The crisis is by no means confined to Europe. Across the globe from Central America to the Central African Republic to Rakhine State in Myanmar people are fleeing conflict and persecution. At the same time, the right to asylum guaranteed in international law is under threat as states aim to prevent people at risk from reaching their borders and claiming that asylum. Elsewhere, countries like Kenya are threatening to close their refugee camp, effectively depriving hundreds of thousands of people protection. Meanwhile across Europe, Australia and the United States, there has been a marked surge in hostility towards those seeking protection. From right-wing violence to clashes with border guards to mass detentions of vulnerable people in squalid camps, men, women and children are being treated in a profoundly inhumane manner. And as governments move to destroy refugee camps, freedom of expression and the press is also coming under attack.  In Greece, the authorities’ move to ban most journalists from covering its military operation to move thousands of refugees from Idomeni camp on in late May, is a blatant violation of freedom of expression and part of worrying trend of censorship.

Around the world, people have demonstrated extraordinary solidarity with asylum seeking families as they make their journeys across the continent. Yet European and global institutions and governments have remained divided, chaotic and ineffective in their response to this humanitarian crisis. A very different approach - based on human rights and compassion – is needed.

The lack of legal routes to find safety in countries with resources to host them remains at the heart of this problem. Thousands of refugee parents are risking the lives of their children on unsafe smuggling boats primarily because they have no other choice.
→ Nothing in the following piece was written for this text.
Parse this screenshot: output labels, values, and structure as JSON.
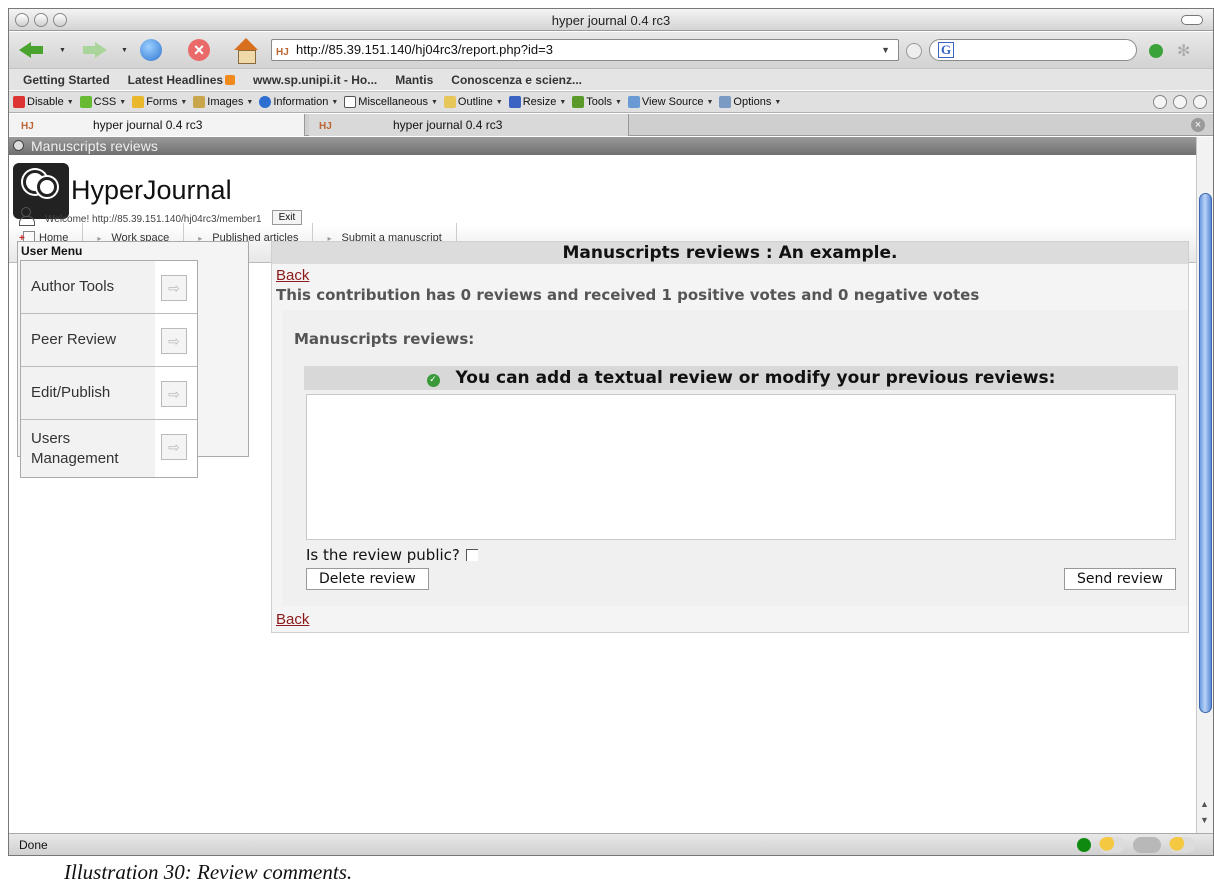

European countries – as well as governments in other regions, especially North America and the Gulf States – must establish sufficient safe and legal channels to protection, and make some fundamental changes to allow for larger resettlement and humanitarian responses. PEN’s expanding programme of protection work with writers at risk demonstrates the need for expanded visa and sponsorship programmes, scholarships and other ways for persecuted writers to enter other countries legally.
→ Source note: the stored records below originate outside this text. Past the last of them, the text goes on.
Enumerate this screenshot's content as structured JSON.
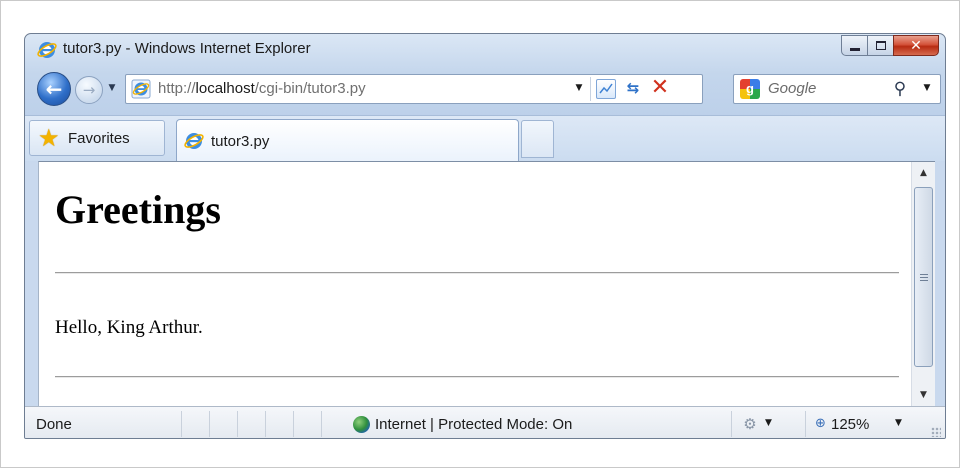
{
  "window": {
    "title": "tutor3.py - Windows Internet Explorer",
    "close_glyph": "✕"
  },
  "address_bar": {
    "url_prefix": "http://",
    "url_host": "localhost",
    "url_path": "/cgi-bin/tutor3.py"
  },
  "search": {
    "provider_letter": "g",
    "placeholder": "Google"
  },
  "favorites": {
    "label": "Favorites"
  },
  "tab": {
    "label": "tutor3.py"
  },
  "page": {
    "heading": "Greetings",
    "greeting": "Hello, King Arthur."
  },
  "status_bar": {
    "status": "Done",
    "zone": "Internet | Protected Mode: On",
    "zoom": "125%"
  },
  "icons": {
    "ie": "ie-logo-icon",
    "back": "back-arrow-icon",
    "forward": "forward-arrow-icon",
    "refresh": "refresh-icon",
    "stop": "stop-icon",
    "search": "magnifier-icon",
    "favorites": "star-icon",
    "globe": "globe-icon",
    "zoom": "magnifier-plus-icon"
  },
  "colors": {
    "frame_blue": "#c4d6ec",
    "close_red": "#c8381b",
    "stop_red": "#d0311d",
    "link_blue": "#2f72c8"
  }
}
Furthermore, family reunification must become an accessible option for many more people than is currently the case. While border security should be recognised as necessary for national security this must not put the lives of refugees in danger. The deaths of refugees should be neither legitimised nor tolerated in the name of protecting borders. The protection of human life must have the highest priority. Governments must take measures to temper the fears of their citizens and decrease the risks of xenophobia. This is a defining moment for the world and we have no other choice but to mobilize fully around this crisis.
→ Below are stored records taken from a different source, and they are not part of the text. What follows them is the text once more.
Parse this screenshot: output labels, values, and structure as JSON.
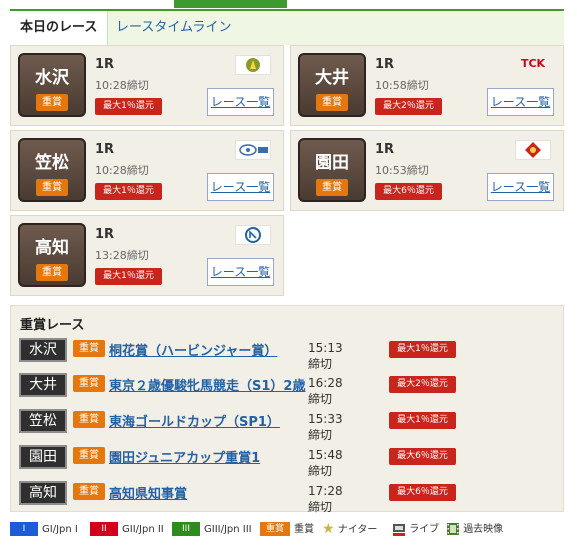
{
  "tabs": {
    "active": "本日のレース",
    "timeline": "レースタイムライン"
  },
  "cards": [
    {
      "course": "水沢",
      "badge": "重賞",
      "race": "1R",
      "close": "10:28締切",
      "return": "最大1％還元",
      "button": "レース一覧",
      "logo_text": "",
      "logo_color": "#8a9a2a"
    },
    {
      "course": "大井",
      "badge": "重賞",
      "race": "1R",
      "close": "10:58締切",
      "return": "最大2％還元",
      "button": "レース一覧",
      "logo_text": "TCK",
      "logo_color": "#d0021b"
    },
    {
      "course": "笠松",
      "badge": "重賞",
      "race": "1R",
      "close": "10:28締切",
      "return": "最大1％還元",
      "button": "レース一覧",
      "logo_text": "",
      "logo_color": "#3a6ea8"
    },
    {
      "course": "園田",
      "badge": "重賞",
      "race": "1R",
      "close": "10:53締切",
      "return": "最大6％還元",
      "button": "レース一覧",
      "logo_text": "",
      "logo_color": "#c8261d"
    },
    {
      "course": "高知",
      "badge": "重賞",
      "race": "1R",
      "close": "13:28締切",
      "return": "最大1％還元",
      "button": "レース一覧",
      "logo_text": "",
      "logo_color": "#2462a6"
    }
  ],
  "grade_section": {
    "title": "重賞レース",
    "rows": [
      {
        "course": "水沢",
        "badge": "重賞",
        "name": "桐花賞（ハービンジャー賞）",
        "close": "15:13締切",
        "return": "最大1％還元"
      },
      {
        "course": "大井",
        "badge": "重賞",
        "name": "東京２歳優駿牝馬競走（S1）2歳",
        "close": "16:28締切",
        "return": "最大2％還元"
      },
      {
        "course": "笠松",
        "badge": "重賞",
        "name": "東海ゴールドカップ（SP1）",
        "close": "15:33締切",
        "return": "最大1％還元"
      },
      {
        "course": "園田",
        "badge": "重賞",
        "name": "園田ジュニアカップ重賞1",
        "close": "15:48締切",
        "return": "最大6％還元"
      },
      {
        "course": "高知",
        "badge": "重賞",
        "name": "高知県知事賞",
        "close": "17:28締切",
        "return": "最大6％還元"
      }
    ]
  },
  "legend": {
    "g1_symbol": "I",
    "g1_label": "GI/Jpn I",
    "g2_symbol": "II",
    "g2_label": "GII/Jpn II",
    "g3_symbol": "III",
    "g3_label": "GIII/Jpn III",
    "grade_symbol": "重賞",
    "grade_label": "重賞",
    "nighter_label": "ナイター",
    "live_label": "ライブ",
    "replay_label": "過去映像",
    "colors": {
      "g1": "#1e5bd6",
      "g2": "#d0021b",
      "g3": "#2e8b1e",
      "grade": "#e4780f"
    }
  }
}
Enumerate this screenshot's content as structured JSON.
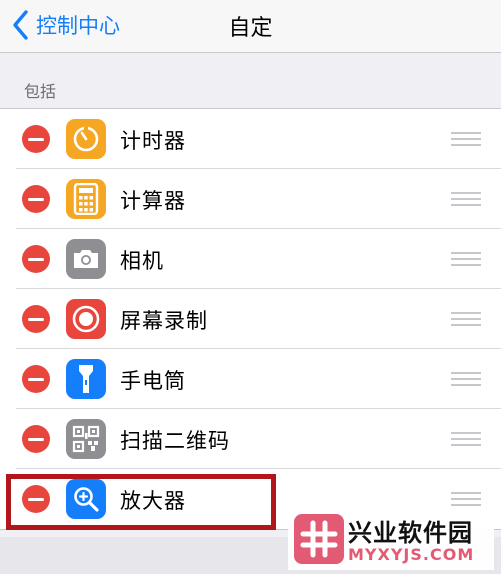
{
  "nav": {
    "back_label": "控制中心",
    "back_icon": "chevron-left-icon",
    "title": "自定"
  },
  "section": {
    "header": "包括",
    "items": [
      {
        "label": "计时器",
        "icon": "timer-icon",
        "icon_color": "#f5a623"
      },
      {
        "label": "计算器",
        "icon": "calculator-icon",
        "icon_color": "#f5a623"
      },
      {
        "label": "相机",
        "icon": "camera-icon",
        "icon_color": "#8e8e93"
      },
      {
        "label": "屏幕录制",
        "icon": "screen-record-icon",
        "icon_color": "#e8453c"
      },
      {
        "label": "手电筒",
        "icon": "flashlight-icon",
        "icon_color": "#147efb"
      },
      {
        "label": "扫描二维码",
        "icon": "qr-code-icon",
        "icon_color": "#8e8e93"
      },
      {
        "label": "放大器",
        "icon": "magnifier-icon",
        "icon_color": "#147efb"
      }
    ]
  },
  "colors": {
    "accent": "#147efb",
    "remove_button": "#e8453c",
    "highlight_box": "#b0161c"
  },
  "watermark": {
    "title": "兴业软件园",
    "url": "MYXYJS.COM"
  }
}
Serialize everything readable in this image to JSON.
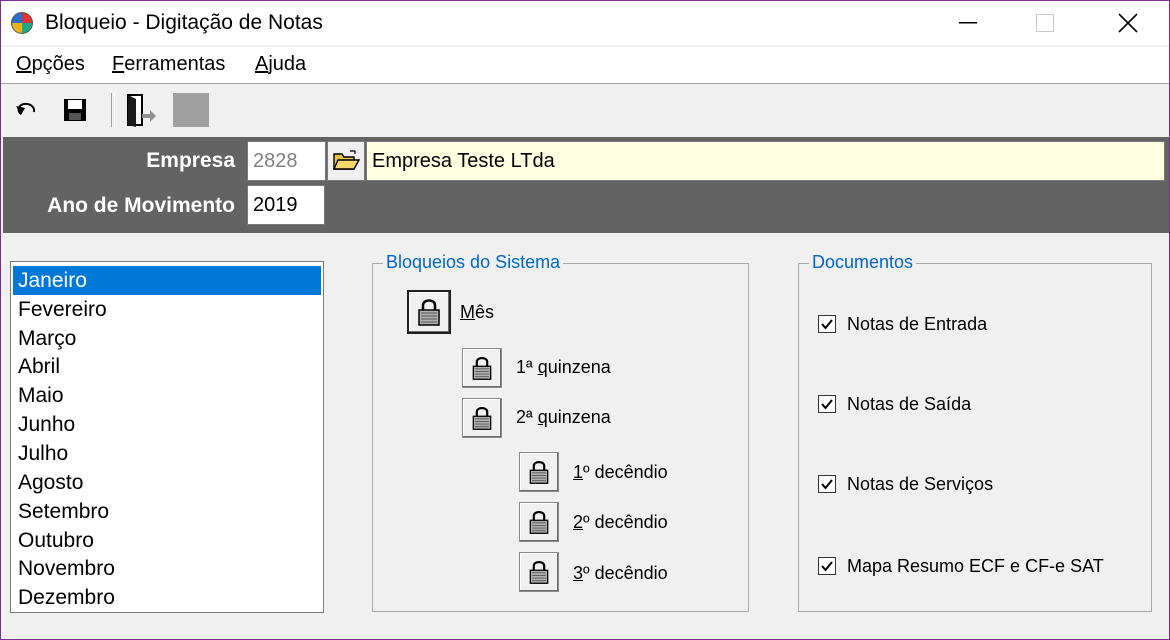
{
  "window": {
    "title": "Bloqueio - Digitação de Notas",
    "minimize": "—",
    "maximize": "☐",
    "close": "✕"
  },
  "menu": [
    {
      "first": "O",
      "rest": "pções"
    },
    {
      "first": "F",
      "rest": "erramentas"
    },
    {
      "first": "A",
      "rest": "juda"
    }
  ],
  "toolbar": {
    "icons": [
      "undo-icon",
      "save-icon",
      "exit-door-icon",
      "disabled-square-icon"
    ]
  },
  "header": {
    "empresa_label": "Empresa",
    "empresa_code": "2828",
    "empresa_name": "Empresa Teste LTda",
    "ano_label": "Ano de Movimento",
    "ano_value": "2019"
  },
  "months": {
    "selected_index": 0,
    "items": [
      "Janeiro",
      "Fevereiro",
      "Março",
      "Abril",
      "Maio",
      "Junho",
      "Julho",
      "Agosto",
      "Setembro",
      "Outubro",
      "Novembro",
      "Dezembro"
    ]
  },
  "bloqueios": {
    "title": "Bloqueios do Sistema",
    "mes": {
      "first": "M",
      "rest": "ês"
    },
    "quinzena1": {
      "pre": "1ª ",
      "first": "q",
      "rest": "uinzena"
    },
    "quinzena2": {
      "pre": "2ª ",
      "first": "q",
      "rest": "uinzena"
    },
    "decendio1": {
      "first": "1",
      "rest": "º decêndio"
    },
    "decendio2": {
      "first": "2",
      "rest": "º decêndio"
    },
    "decendio3": {
      "first": "3",
      "rest": "º decêndio"
    }
  },
  "documentos": {
    "title": "Documentos",
    "items": [
      {
        "label": "Notas de Entrada",
        "checked": true
      },
      {
        "label": "Notas de Saída",
        "checked": true
      },
      {
        "label": "Notas de Serviços",
        "checked": true
      },
      {
        "label": "Mapa Resumo ECF e CF-e SAT",
        "checked": true
      }
    ]
  },
  "colors": {
    "accent": "#0078d7",
    "header_panel": "#636363",
    "group_title": "#0066cc",
    "field_yellow": "#ffffe1"
  }
}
PEN calls on the EU and all governments to reform existing policies to:

  • Substantially increase the number of refugee resettlement spaces;

  • Develop refugee determination processes that are timely, fair and treat every claimant with dignity;

  • Refrain from violent policies and practices that aim to deter or prevent people from crossing their borders;

  • Provide more funding to support countries hosting the largest numbers of refugees fleeing conflicts;

  • Call on refugee-hosting communities and governments to facilitate access to basic social services for asylum seekers and refugees;

  • Take all possible measures to combat xenophobia and anti-refugee sentiment;

  • Address the inadequacy of legislation to deal humanely with individuals caught in crisis.